Stock market impact: What investors should know after US SC verdict on Trump tariffs
While Gift Nifty surged over 1 per cent following the US Supreme Court’s decision to strike down President Donald Trump’s reciprocal tariffs on Friday, the index was trading half a per cent lower earlier today after Trump moved to raise a fresh 10 per cent worldwide levy to 15 per cent with immediate effect. Analysts noted that headline global tariff of 15 per cent is announced under Section 122, while tariffs under other measures such as section 232 and section 201 are unaffected.
“This implies that the US has lost immediate tariff leverage as a means to agree to favorable trade deals globally, but the focus will shift to sectoral tariffs and alternatives,” Emkay Global said.
The brokerage said the fallout should be narrower and less damaging than in 2025, adding that most nations are likely to renegotiate their US trade deals, with growing political considerations also likely to restrain Trump going ahead.

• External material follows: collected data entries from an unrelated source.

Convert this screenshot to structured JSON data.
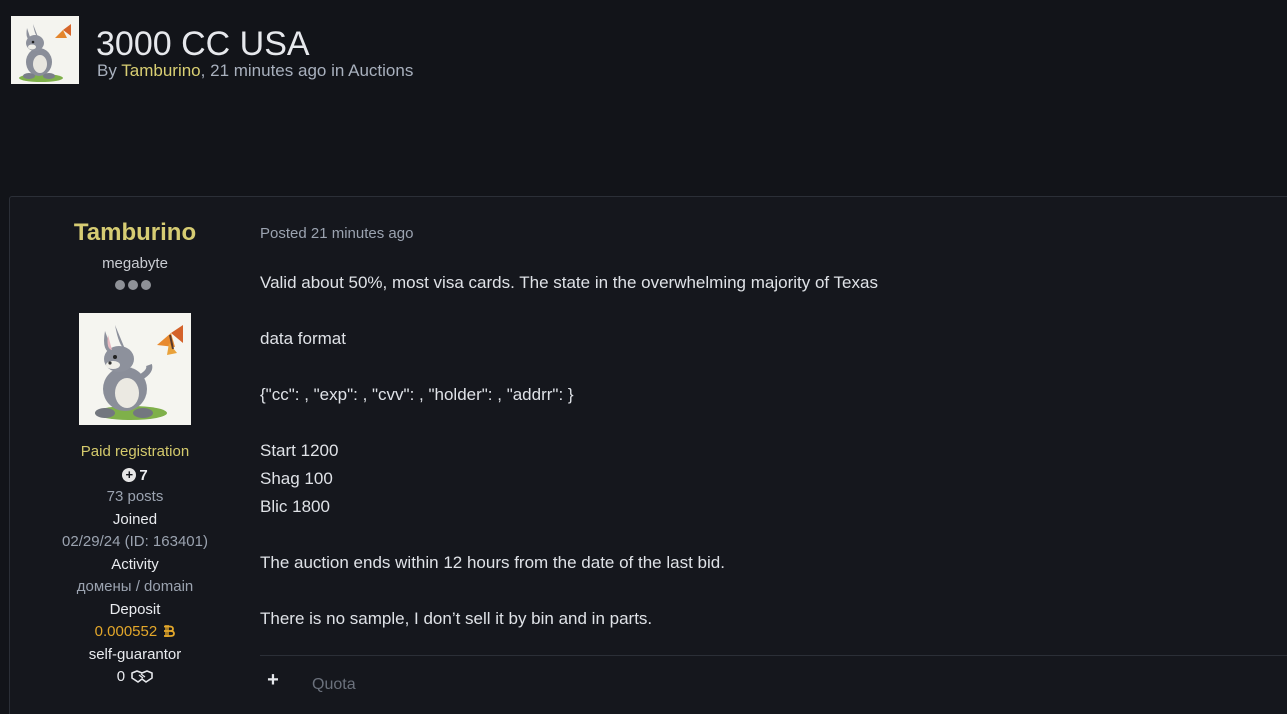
{
  "topic": {
    "title": "3000 CC USA",
    "by_prefix": "By",
    "author": "Tamburino",
    "separator": ",",
    "time_ago": "21 minutes ago",
    "in_text": "in",
    "forum": "Auctions"
  },
  "post": {
    "author": {
      "name": "Tamburino",
      "rank": "megabyte",
      "group": "Paid registration",
      "reputation": "7",
      "posts": "73 posts",
      "joined_label": "Joined",
      "joined_value": "02/29/24 (ID: 163401)",
      "activity_label": "Activity",
      "activity_value": "домены / domain",
      "deposit_label": "Deposit",
      "deposit_value": "0.000552",
      "guarantor_label": "self-guarantor",
      "guarantor_value": "0"
    },
    "posted_text": "Posted 21 minutes ago",
    "content": {
      "line1": "Valid about 50%, most visa cards. The state in the overwhelming majority of Texas",
      "line2": "data format",
      "line3": "{\"cc\": , \"exp\": , \"cvv\": , \"holder\": , \"addrr\": }",
      "line4": "Start 1200",
      "line5": "Shag 100",
      "line6": "Blic 1800",
      "line7": "The auction ends within 12 hours from the date of the last bid.",
      "line8": "There is no sample, I don’t sell it by bin and in parts."
    },
    "actions": {
      "plus_symbol": "+",
      "quote_label": "Quota"
    }
  },
  "icons": {
    "bitcoin": "bitcoin-icon",
    "handshake": "handshake-icon",
    "reputation": "reputation-plus-icon"
  },
  "colors": {
    "background": "#121419",
    "accent_yellow": "#d6cc73",
    "bitcoin_gold": "#e3a72a"
  }
}
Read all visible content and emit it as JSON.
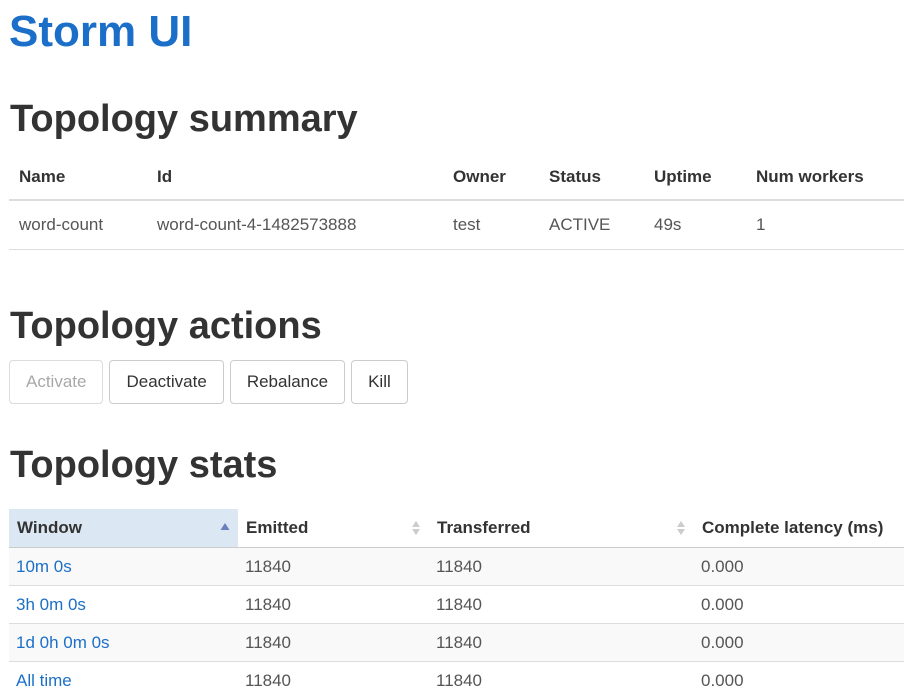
{
  "app": {
    "title": "Storm UI"
  },
  "topology_summary": {
    "heading": "Topology summary",
    "columns": [
      "Name",
      "Id",
      "Owner",
      "Status",
      "Uptime",
      "Num workers"
    ],
    "row": {
      "name": "word-count",
      "id": "word-count-4-1482573888",
      "owner": "test",
      "status": "ACTIVE",
      "uptime": "49s",
      "num_workers": "1"
    }
  },
  "topology_actions": {
    "heading": "Topology actions",
    "buttons": [
      {
        "label": "Activate",
        "enabled": false
      },
      {
        "label": "Deactivate",
        "enabled": true
      },
      {
        "label": "Rebalance",
        "enabled": true
      },
      {
        "label": "Kill",
        "enabled": true
      }
    ]
  },
  "topology_stats": {
    "heading": "Topology stats",
    "columns": [
      "Window",
      "Emitted",
      "Transferred",
      "Complete latency (ms)"
    ],
    "sorted_column": "Window",
    "sort_direction": "ascending",
    "rows": [
      {
        "window": "10m 0s",
        "emitted": "11840",
        "transferred": "11840",
        "complete_latency": "0.000"
      },
      {
        "window": "3h 0m 0s",
        "emitted": "11840",
        "transferred": "11840",
        "complete_latency": "0.000"
      },
      {
        "window": "1d 0h 0m 0s",
        "emitted": "11840",
        "transferred": "11840",
        "complete_latency": "0.000"
      },
      {
        "window": "All time",
        "emitted": "11840",
        "transferred": "11840",
        "complete_latency": "0.000"
      }
    ]
  },
  "colors": {
    "brand_link": "#1c6fc8",
    "heading_text": "#333333",
    "sorted_header_bg": "#dbe7f3",
    "sort_asc_arrow": "#6b7fc0",
    "sort_inactive_arrow": "#cccccc"
  },
  "icons": {
    "sort_ascending": "triangle-up-icon",
    "sort_unsorted": "up-down-arrows-icon"
  }
}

“This is a positive development for India, in our view. With effective tariff rates at 11-13 per cent and no threat of Russian oil-linked higher tariffs, we expect a more favorable negotiation with the US,” Emkay said.
Elara Securities said while the SCOTUS ruling removes a critical event for the markets, it remains skeptical about the next steps the administration may take. The intertemporal lag until the next move by the administration, is likely to raise uncertainty among US importers, it said.

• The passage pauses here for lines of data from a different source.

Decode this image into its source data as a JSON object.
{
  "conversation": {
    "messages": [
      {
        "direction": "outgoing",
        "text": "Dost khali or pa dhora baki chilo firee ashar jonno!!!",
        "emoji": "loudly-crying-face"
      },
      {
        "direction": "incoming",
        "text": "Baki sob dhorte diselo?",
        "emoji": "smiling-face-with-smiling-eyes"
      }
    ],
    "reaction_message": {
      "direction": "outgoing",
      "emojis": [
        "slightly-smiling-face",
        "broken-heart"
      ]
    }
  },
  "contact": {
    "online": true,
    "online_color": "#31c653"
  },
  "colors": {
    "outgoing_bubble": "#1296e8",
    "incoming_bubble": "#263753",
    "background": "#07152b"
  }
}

“Concerns persist over how tariff pause on China will be handled in the current scenario. This will be a key monitorable when the POTUS visits China in late March 2025. While there are provisions to raise tariffs on China, given the geopolitical sensitivity and Trump’s favorable rhetorics for China, we see less chances of China facing higher US tariffs,” Elara said.
This brokerage said the randomness of the tariff announcements leaves some questions unanswered, notably, what will happen to the negotiated trade deals, and the related subsections.
“Another key issue is refunds. If refunds are delayed or face procedural hurdles, the political fallout could be significant, potentially increasing the risk of Republicans losing control of both houses of Congress,” it said.